Deborah Elkins//September 12, 2011
Deborah Elkins//September 12, 2011//
A Norfolk U.S. District Court denies Poppell’s Produce’s proof of claim purporting to document unpaid receivables arising from produce sales to defendant Let-Us Produce Inc., because Poppell’s failed to meet the express requirements of the Perishable Agricultural Commodities Act and regulations necessary to preserve its PACA trust rights.
It is undisputed that Poppell’s did not violate the 30-day maximum term for the extension of credit under the Perishable Agricultural Commodities Act, 7 U.S.C. Sec. 499e(c). There is plainly a dispute as to whether Poppell’s notice of its intent to assert PACA trust rights was effective since Poppell’s failed to fully comply with the PACA regulation governing notice.
The PACA statute creates powerful trust in favor of produce suppliers in order to protect the public interest and remedy the burden on commerce in perishable agricultural commodities. The statute plainly states that an unpaid produce supplier that otherwise qualifies for PACA trust protection shall lose the benefits of such a trust unless the supplier properly notices its claims.
Here, Poppell’s and defendant Let-Us Produce entered into a written contract to modify the PACA prompt payment period. Because there is a prior written contract modifying the prompt payment period, the PACA statute and regulations require that Poppell’s invoices include 1) the two-sentence statutory notice language; and 2) the terms of payment agreed to by the parties in writing. Although Poppell’s invoices include the statutory notice language, all of its invoices state the payment terms are “COD” rather than the 21-day terms agreed to by written contract. Because the statute and regulations make clear that proper notice is required to preserve trust benefits, the plain language of the regulatory scheme requires this court to conclude that failure to provide proper notice results in the loss of trust benefits.

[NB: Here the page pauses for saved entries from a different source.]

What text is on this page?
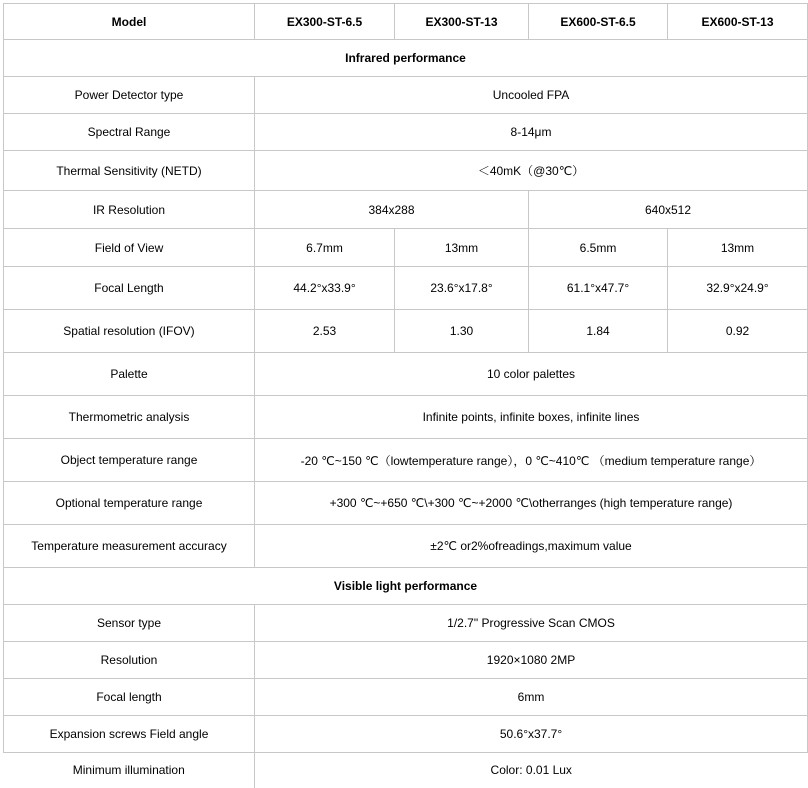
Model	EX300-ST-6.5	EX300-ST-13	EX600-ST-6.5	EX600-ST-13
Infrared performance				
Power Detector type	Uncooled FPA			
Spectral Range	8-14μm			
Thermal Sensitivity (NETD)	＜40mK（@30℃）			
IR Resolution	384x288		640x512	
Field of View	6.7mm	13mm	6.5mm	13mm
Focal Length	44.2°x33.9°	23.6°x17.8°	61.1°x47.7°	32.9°x24.9°
Spatial resolution (IFOV)	2.53	1.30	1.84	0.92
Palette	10 color palettes			
Thermometric analysis	Infinite points, infinite boxes, infinite lines			
Object temperature range	-20 ℃~150 ℃（lowtemperature range），0 ℃~410℃ （medium temperature range）			
Optional temperature range	+300 ℃~+650 ℃\+300 ℃~+2000 ℃\otherranges (high temperature range)			
Temperature measurement accuracy	±2℃ or2%ofreadings,maximum value			
Visible light performance				
Sensor type	1/2.7" Progressive Scan CMOS			
Resolution	1920×1080 2MP			
Focal length	6mm			
Expansion screws Field angle	50.6°x37.7°			
Minimum illumination	Color: 0.01 Lux			
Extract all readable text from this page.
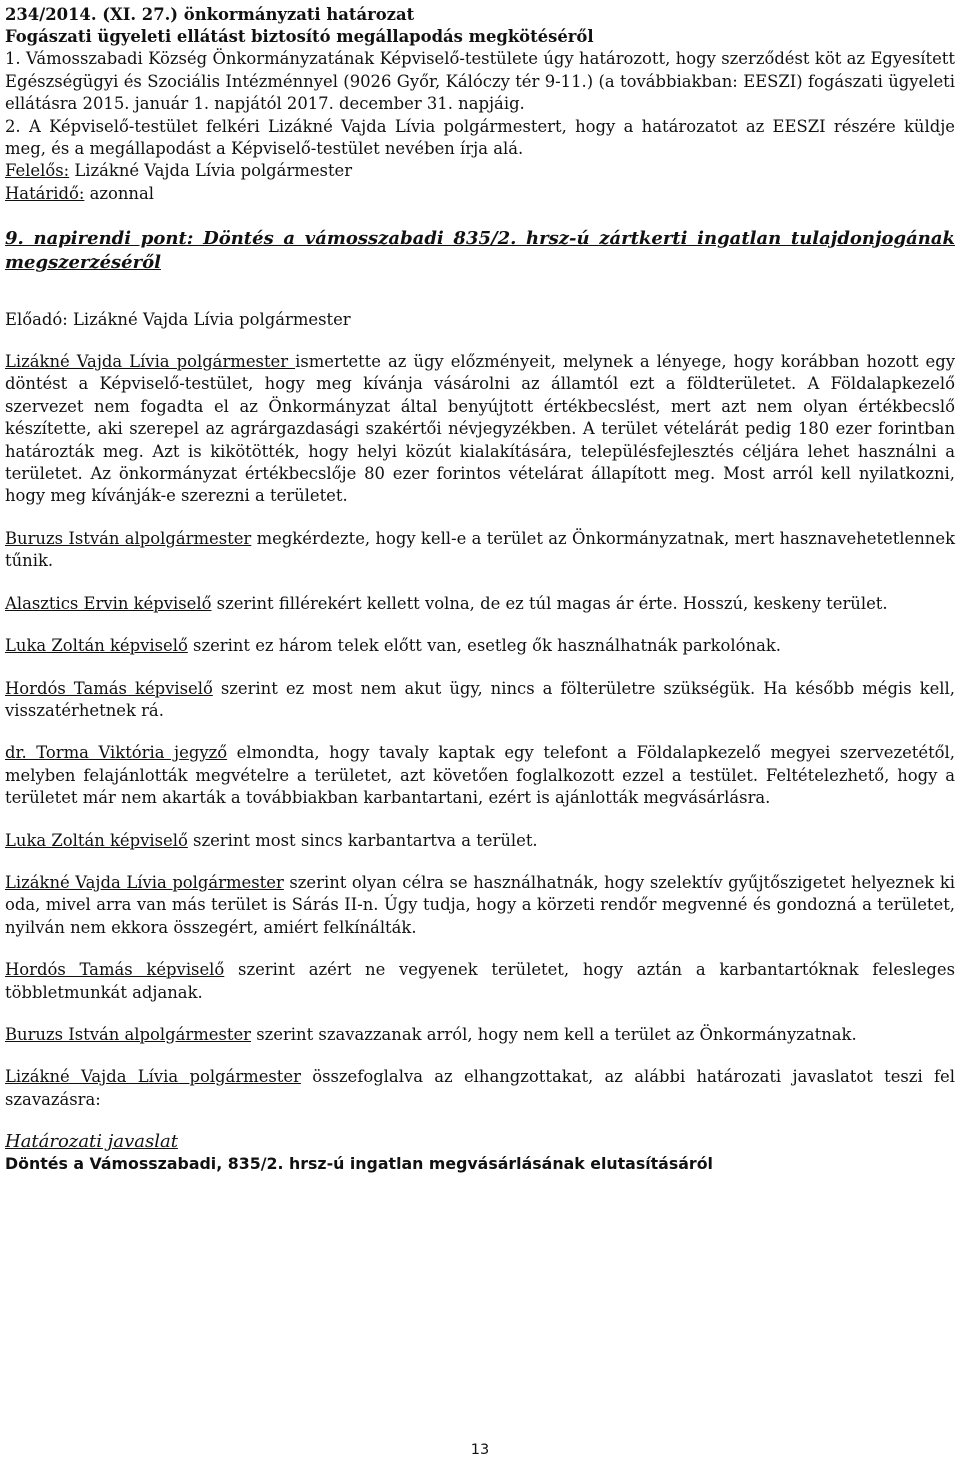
234/2014. (XI. 27.) önkormányzati határozat
Fogászati ügyeleti ellátást biztosító megállapodás megkötéséről

1. Vámosszabadi Község Önkormányzatának Képviselő-testülete úgy határozott, hogy szerződést köt az Egyesített Egészségügyi és Szociális Intézménnyel (9026 Győr, Kálóczy tér 9-11.) (a továbbiakban: EESZI) fogászati ügyeleti ellátásra 2015. január 1. napjától 2017. december 31. napjáig.

2. A Képviselő-testület felkéri Lizákné Vajda Lívia polgármestert, hogy a határozatot az EESZI részére küldje meg, és a megállapodást a Képviselő-testület nevében írja alá.

Felelős: Lizákné Vajda Lívia polgármester
Határidő: azonnal
9. napirendi pont: Döntés a vámosszabadi 835/2. hrsz-ú zártkerti ingatlan tulajdonjogának megszerzéséről
Előadó: Lizákné Vajda Lívia polgármester

Lizákné Vajda Lívia polgármester ismertette az ügy előzményeit, melynek a lényege, hogy korábban hozott egy döntést a Képviselő-testület, hogy meg kívánja vásárolni az államtól ezt a földterületet. A Földalapkezelő szervezet nem fogadta el az Önkormányzat által benyújtott értékbecslést, mert azt nem olyan értékbecslő készítette, aki szerepel az agrárgazdasági szakértői névjegyzékben. A terület vételárát pedig 180 ezer forintban határozták meg. Azt is kikötötték, hogy helyi közút kialakítására, településfejlesztés céljára lehet használni a területet. Az önkormányzat értékbecslője 80 ezer forintos vételárat állapított meg. Most arról kell nyilatkozni, hogy meg kívánják-e szerezni a területet.

Buruzs István alpolgármester megkérdezte, hogy kell-e a terület az Önkormányzatnak, mert hasznavehetetlennek tűnik.

Alasztics Ervin képviselő szerint fillérekért kellett volna, de ez túl magas ár érte. Hosszú, keskeny terület.

Luka Zoltán képviselő szerint ez három telek előtt van, esetleg ők használhatnák parkolónak.

Hordós Tamás képviselő szerint ez most nem akut ügy, nincs a fölterületre szükségük. Ha később mégis kell, visszatérhetnek rá.

dr. Torma Viktória jegyző elmondta, hogy tavaly kaptak egy telefont a Földalapkezelő megyei szervezetétől, melyben felajánlották megvételre a területet, azt követően foglalkozott ezzel a testület. Feltételezhető, hogy a területet már nem akarták a továbbiakban karbantartani, ezért is ajánlották megvásárlásra.

Luka Zoltán képviselő szerint most sincs karbantartva a terület.

Lizákné Vajda Lívia polgármester szerint olyan célra se használhatnák, hogy szelektív gyűjtőszigetet helyeznek ki oda, mivel arra van más terület is Sárás II-n. Úgy tudja, hogy a körzeti rendőr megvenné és gondozná a területet, nyilván nem ekkora összegért, amiért felkínálták.

Hordós Tamás képviselő szerint azért ne vegyenek területet, hogy aztán a karbantartóknak felesleges többletmunkát adjanak.

Buruzs István alpolgármester szerint szavazzanak arról, hogy nem kell a terület az Önkormányzatnak.

Lizákné Vajda Lívia polgármester összefoglalva az elhangzottakat, az alábbi határozati javaslatot teszi fel szavazásra:

Határozati javaslat
Döntés a Vámosszabadi, 835/2. hrsz-ú ingatlan megvásárlásának elutasításáról
13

Here, because Poppell’s failed to meet the express requirements of the statute and regulations that are necessary to preserve its PACA trust rights, Poppell’s proof of claim must be disallowed. Although Poppell’s was provided an opportunity to file supplemental briefing on this issue, it was unable to cite a single case holding that, subsequent to the execution of a written contract modifying credit terms, an invoice that fails to include such modified terms satisfies the alternative “invoice notice” requirements.
The court must conclude Poppell’s failed to preserve its PACA trust rights.
The court denies the motion for interim distribution and holds that Poppell’s PACA proof of claim is disallowed.
Produce Alliance v. Let-Us Produce (Friedman) No. 2:10cv198, July 1, 2011; USDC at Norfolk, Va. VLW 011-3-389, 10 pp.